An op-ed from The Guardian about Obama/McChrystal and whether the US should send more troops into Afghanistan.
General Stanley McChrystal has all but admitted defeat in Afghanistan. Unless he gets an additional 40,000 troops, the game is up. Unusually for a commanding officer in the middle of a war, the US commander of Nato forces in Afghanistan has gone public with his thoughts. Equally unusual, he is pleading for a “new strategy“. His appeal falls on strangely deaf American ears. Polls confirm that more than half of the US public have no interest in staying on in Afghanistan. Barack Obama, who had begun his presidency emphasising the importance of Afghanistan and Pakistan, appears increasingly like an articulate but absent–minded professor. He needs to be a much more involved commander-in-chief. His Nato partners are already wobbling and will soon increase pressure to pull out troops altogether.

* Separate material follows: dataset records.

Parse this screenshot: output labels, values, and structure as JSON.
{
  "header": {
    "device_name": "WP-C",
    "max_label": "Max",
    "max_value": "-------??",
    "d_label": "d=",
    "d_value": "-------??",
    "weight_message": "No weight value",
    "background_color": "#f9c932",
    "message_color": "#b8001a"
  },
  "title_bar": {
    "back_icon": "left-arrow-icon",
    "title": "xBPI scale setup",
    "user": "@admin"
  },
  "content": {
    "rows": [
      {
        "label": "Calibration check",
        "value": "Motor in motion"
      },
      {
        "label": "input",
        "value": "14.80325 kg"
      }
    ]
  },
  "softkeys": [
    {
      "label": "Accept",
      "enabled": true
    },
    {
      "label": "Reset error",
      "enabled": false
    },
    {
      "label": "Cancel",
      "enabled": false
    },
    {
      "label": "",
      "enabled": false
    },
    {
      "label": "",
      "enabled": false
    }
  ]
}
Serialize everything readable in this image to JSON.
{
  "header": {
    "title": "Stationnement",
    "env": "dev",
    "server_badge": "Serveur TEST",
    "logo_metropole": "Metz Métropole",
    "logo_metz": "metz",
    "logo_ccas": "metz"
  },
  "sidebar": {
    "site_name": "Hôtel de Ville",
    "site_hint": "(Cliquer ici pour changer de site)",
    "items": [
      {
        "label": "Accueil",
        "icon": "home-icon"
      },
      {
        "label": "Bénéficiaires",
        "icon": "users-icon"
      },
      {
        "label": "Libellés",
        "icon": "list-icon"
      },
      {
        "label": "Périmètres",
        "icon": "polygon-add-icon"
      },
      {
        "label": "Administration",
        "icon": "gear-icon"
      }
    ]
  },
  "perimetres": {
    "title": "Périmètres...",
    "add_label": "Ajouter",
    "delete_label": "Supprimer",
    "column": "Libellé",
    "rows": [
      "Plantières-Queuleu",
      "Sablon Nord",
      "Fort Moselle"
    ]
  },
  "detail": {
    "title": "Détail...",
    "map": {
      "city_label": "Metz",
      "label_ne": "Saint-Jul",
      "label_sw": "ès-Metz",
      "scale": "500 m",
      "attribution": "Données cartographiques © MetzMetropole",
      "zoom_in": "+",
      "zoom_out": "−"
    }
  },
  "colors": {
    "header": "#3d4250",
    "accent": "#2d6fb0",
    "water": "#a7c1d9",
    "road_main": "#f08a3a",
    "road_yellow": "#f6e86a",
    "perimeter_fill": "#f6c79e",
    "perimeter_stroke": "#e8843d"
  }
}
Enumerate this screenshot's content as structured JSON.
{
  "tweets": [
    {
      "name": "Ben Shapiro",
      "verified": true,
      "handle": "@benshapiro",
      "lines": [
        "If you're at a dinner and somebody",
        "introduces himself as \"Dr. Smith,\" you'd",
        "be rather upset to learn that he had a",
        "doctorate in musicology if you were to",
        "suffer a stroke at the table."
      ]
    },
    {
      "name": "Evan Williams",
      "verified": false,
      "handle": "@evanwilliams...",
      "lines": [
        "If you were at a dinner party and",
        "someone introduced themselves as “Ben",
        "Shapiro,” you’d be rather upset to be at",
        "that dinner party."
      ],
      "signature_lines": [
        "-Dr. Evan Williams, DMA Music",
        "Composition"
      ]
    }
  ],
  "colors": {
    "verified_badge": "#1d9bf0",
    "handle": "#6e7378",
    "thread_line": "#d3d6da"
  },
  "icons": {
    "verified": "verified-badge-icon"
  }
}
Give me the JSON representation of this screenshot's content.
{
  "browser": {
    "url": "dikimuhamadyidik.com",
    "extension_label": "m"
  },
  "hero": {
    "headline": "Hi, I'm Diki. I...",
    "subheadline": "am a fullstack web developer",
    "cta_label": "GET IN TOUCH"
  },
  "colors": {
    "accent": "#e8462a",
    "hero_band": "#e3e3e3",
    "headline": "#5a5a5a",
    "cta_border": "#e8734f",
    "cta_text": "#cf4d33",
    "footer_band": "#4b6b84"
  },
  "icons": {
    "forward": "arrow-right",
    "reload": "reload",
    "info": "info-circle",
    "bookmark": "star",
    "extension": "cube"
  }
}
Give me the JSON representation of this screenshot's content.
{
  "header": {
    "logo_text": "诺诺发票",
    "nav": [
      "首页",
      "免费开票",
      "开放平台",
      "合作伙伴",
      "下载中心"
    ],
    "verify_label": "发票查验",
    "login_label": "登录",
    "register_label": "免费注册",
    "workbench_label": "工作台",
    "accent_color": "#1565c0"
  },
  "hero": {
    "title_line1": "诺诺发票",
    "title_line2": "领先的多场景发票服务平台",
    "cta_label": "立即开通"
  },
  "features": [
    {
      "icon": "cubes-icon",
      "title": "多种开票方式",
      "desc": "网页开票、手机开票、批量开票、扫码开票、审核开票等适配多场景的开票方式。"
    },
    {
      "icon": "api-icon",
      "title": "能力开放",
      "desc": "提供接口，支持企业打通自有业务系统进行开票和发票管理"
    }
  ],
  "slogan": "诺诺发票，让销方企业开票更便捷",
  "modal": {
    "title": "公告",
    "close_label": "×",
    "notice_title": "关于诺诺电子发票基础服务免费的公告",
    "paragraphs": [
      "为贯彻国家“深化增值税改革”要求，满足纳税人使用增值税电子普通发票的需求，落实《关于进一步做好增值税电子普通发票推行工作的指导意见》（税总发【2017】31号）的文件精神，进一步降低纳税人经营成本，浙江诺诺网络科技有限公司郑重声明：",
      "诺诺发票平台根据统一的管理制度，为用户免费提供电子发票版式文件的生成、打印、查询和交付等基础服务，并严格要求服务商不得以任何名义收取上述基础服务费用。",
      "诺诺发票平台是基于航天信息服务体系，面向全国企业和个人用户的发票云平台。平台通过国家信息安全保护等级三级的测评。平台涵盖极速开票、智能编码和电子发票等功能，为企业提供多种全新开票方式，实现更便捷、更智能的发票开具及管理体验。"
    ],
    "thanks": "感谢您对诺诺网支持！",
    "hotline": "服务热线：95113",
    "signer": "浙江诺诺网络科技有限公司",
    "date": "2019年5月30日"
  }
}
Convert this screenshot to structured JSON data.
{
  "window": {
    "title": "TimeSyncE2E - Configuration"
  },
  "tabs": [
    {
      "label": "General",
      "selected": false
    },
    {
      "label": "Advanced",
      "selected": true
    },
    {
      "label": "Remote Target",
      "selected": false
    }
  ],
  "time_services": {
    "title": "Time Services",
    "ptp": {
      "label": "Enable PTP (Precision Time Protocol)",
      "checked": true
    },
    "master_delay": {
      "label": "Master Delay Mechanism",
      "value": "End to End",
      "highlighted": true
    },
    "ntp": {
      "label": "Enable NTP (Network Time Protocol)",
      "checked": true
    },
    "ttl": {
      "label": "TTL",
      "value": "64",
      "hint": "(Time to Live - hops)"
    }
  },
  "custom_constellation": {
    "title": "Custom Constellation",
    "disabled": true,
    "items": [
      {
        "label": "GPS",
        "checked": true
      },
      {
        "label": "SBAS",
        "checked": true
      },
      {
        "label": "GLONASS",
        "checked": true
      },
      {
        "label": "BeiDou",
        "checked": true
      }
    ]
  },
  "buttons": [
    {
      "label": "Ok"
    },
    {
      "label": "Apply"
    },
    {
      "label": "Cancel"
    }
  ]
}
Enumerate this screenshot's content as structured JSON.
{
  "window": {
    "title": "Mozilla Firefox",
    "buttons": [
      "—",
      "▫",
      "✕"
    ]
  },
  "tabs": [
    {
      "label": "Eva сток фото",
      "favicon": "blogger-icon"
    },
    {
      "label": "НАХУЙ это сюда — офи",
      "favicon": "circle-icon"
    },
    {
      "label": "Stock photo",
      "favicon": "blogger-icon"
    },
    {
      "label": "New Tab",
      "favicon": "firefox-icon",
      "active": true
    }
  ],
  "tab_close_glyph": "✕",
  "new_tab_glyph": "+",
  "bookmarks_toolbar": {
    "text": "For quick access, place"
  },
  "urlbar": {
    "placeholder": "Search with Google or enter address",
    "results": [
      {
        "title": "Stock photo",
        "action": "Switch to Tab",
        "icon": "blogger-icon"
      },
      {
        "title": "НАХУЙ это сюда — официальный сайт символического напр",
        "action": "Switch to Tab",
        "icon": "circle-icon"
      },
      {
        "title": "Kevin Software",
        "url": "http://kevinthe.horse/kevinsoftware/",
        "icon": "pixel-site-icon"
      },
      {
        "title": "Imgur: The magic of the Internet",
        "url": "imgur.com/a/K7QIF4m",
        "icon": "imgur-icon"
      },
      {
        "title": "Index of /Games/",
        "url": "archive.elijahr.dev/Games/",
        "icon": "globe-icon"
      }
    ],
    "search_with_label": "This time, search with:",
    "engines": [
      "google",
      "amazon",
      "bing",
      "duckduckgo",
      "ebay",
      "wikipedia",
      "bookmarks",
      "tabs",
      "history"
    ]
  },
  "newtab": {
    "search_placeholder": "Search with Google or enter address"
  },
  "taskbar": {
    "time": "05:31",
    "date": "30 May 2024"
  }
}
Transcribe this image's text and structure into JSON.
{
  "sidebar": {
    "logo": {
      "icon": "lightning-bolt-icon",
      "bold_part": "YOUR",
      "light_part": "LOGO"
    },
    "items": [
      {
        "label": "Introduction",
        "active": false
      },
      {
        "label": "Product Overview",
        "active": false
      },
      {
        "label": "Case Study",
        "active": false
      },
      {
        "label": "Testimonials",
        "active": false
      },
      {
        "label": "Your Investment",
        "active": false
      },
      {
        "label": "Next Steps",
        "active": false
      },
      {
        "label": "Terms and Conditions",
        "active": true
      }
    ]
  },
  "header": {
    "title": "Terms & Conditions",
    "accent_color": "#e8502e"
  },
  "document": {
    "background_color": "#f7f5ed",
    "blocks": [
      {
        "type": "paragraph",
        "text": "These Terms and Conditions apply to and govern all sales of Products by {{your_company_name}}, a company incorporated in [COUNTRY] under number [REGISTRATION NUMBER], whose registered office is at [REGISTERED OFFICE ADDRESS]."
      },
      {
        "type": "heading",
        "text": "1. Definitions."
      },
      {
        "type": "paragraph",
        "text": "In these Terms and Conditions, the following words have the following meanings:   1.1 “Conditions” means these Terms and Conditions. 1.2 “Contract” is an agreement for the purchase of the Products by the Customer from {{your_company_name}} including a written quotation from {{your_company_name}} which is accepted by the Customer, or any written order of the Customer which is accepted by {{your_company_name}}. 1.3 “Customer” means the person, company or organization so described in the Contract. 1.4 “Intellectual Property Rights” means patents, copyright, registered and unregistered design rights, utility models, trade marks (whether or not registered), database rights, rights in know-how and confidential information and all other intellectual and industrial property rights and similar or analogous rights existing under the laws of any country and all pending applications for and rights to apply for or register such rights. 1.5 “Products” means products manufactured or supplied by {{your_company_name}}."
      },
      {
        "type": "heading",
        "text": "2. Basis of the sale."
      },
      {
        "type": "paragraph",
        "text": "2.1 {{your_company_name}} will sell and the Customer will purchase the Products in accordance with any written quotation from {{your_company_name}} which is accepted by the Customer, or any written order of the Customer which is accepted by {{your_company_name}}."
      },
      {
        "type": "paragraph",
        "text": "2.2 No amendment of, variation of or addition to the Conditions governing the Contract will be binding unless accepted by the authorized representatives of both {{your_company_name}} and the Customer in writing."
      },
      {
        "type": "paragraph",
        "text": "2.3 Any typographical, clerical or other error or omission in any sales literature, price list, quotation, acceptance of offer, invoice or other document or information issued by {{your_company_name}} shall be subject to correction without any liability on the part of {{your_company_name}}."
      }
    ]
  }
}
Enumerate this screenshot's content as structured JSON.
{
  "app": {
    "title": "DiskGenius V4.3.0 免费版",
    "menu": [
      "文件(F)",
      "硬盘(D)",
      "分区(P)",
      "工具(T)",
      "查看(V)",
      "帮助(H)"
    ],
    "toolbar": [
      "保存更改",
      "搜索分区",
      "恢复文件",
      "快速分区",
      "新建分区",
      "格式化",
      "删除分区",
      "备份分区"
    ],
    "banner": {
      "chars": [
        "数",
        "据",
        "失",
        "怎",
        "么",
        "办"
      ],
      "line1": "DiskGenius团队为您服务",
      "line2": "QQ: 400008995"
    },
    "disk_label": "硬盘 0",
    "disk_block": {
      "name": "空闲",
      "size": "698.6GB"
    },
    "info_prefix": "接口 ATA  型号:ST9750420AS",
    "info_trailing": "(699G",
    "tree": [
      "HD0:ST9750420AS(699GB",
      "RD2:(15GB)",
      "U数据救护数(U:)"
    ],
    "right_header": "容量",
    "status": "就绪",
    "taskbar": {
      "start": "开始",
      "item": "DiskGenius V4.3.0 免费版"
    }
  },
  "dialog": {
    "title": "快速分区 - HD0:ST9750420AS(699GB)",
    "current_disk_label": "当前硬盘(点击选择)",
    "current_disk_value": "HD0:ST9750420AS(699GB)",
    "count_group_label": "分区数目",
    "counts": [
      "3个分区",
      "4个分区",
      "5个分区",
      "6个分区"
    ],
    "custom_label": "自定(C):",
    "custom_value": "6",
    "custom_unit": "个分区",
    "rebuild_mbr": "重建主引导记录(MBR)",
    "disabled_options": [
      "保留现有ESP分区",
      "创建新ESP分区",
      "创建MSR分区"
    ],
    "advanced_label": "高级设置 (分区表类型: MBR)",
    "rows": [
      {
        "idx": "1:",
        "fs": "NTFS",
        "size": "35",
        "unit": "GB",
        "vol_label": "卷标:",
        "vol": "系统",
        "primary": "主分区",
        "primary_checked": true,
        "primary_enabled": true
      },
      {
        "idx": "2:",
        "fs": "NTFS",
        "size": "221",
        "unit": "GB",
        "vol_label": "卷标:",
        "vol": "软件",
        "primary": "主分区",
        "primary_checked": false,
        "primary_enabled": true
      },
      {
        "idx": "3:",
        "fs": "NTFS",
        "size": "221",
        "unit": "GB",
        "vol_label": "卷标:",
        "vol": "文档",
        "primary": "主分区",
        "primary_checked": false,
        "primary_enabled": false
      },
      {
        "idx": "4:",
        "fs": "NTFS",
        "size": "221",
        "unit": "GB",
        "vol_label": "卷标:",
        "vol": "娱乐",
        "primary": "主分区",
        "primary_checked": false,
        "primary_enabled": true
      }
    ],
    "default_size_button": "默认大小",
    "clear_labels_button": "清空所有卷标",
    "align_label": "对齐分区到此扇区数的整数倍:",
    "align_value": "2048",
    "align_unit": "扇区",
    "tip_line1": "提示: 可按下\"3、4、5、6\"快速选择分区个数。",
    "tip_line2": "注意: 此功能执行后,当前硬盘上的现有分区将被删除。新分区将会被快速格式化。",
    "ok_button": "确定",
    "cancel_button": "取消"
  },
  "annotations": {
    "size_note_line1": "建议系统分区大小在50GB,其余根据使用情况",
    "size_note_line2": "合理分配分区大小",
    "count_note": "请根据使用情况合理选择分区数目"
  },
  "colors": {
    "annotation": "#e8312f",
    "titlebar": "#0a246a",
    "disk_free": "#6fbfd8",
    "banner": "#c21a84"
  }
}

The enormous cost of losing in Afghanistan is yet to dawn on the American public. Should the US and Nato withdraw, neighbouring regional powers such as Russia, China and Iran will rush to fill the vacuum. None of them will be friendly to US interests in the region. Pakistanis who already harbour considerable resentment towards America, feeling much like jilted lovers, may be pushed over the brink into fully fledged anti-Americanism. It is well to remind ourselves that Pakistan is nuclear.